The final of the four students is James P. Crutchfield, who would go to the physics department at UC-Berkeley after finishing at UCSC. In the late 1990s he moved to the UC-Davis physics department where he established and leads the Center for Complex Modeling, and he also maintains a relationship with the Santa Fe Institute. I have met him. Although officially a physicist, much of his most influential work has involved modeling complex evolutionary dynamics as well as questions of computational complexity. I have probably drawn on his work more than that of these other three in my own work, a big fan of it I am.

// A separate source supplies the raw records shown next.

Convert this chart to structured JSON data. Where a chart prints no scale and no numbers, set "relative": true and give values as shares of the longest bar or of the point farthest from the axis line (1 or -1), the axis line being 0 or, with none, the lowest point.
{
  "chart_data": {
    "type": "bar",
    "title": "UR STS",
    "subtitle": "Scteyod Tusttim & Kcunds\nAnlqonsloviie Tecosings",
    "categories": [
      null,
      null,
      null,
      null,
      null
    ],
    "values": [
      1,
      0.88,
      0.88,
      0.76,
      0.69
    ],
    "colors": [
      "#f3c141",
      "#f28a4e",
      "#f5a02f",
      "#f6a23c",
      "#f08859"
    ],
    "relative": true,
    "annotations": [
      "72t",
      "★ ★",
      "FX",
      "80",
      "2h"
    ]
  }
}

Before they became the Santa Cruz Dynamical Systems Collective, they were Eudomaenic Enterprises. (There is a book about this effort, The Eudomaenic Pie.) They set out to, and succeeded, in developing a system to beat roulette wheels in Las Vegas. This involved carrying portable computers and a mechanism to measure subtle vibrations of the tables. However, despite a couple of successful trips in which they beat the House by 20% on average, they could not make serious money due to casino security people catching on to them. Some of this would feed into the main company that Farmer founded, with Packard in tow, the Prediction Company, that did financial market investing. He sold it in 1999 to the Swiss bank UBS. He has formed or been involved in several other companies since. I have long found it interesting that while people often say to economists, "If you are so smart, why aren't you rich?" this dictum is taken seriously by the more serious econophysicists, including Didier Sornette and Jean-Philippe Bouchaud, who have also done very well with their own trading companies.
They had two professors who abetted their efforts and helped them get through UCSC to their PhDs, although at the time the physics department at UCSC really did not know how to handle them or fully appreciated what they were up to. The main person who got them through their dissertations was Michael J. Burke, who had been a student of Richard Feynman at Cal Tech and had some interest in nonlinear dynamics. He died in 1996.
However their main intellectual mentor was a math professor, Ralph Abraham, now 82 years old and emeritus at UCSC, one of the giants of the field of nonlinear dynamics, chaos theory, and complex systems, still active. He coined the terms "chaotic hysteresis" and "chaostrophe," among numerous other ideas, with his work influencing mine more than any of these others. He was very into visualizing through computer simulations multi-dimensional strange attractors, and some of those he discovered/invented have ended up on tie-dye t-shirts. He looks like Jerry Garcia, and more than any of these others he is the one with the most serious Big Sur and counterculture connections, with these being encouraged by his even hipper brother, Fred, who wrote Chaos Theory in Psychology and runs the Blueberry Brain Institute in Vermont. I know and deeply respect both of these brilliant and innovative intellectuals. In any case, it may be that with his array of interests and discoveries and influence, Ralph Abraham may be the central figure in this weird but creative confluence of Big Sur and Silicon Valley that came to fruition in the late 1970s and early 1980s in Santa Cruz.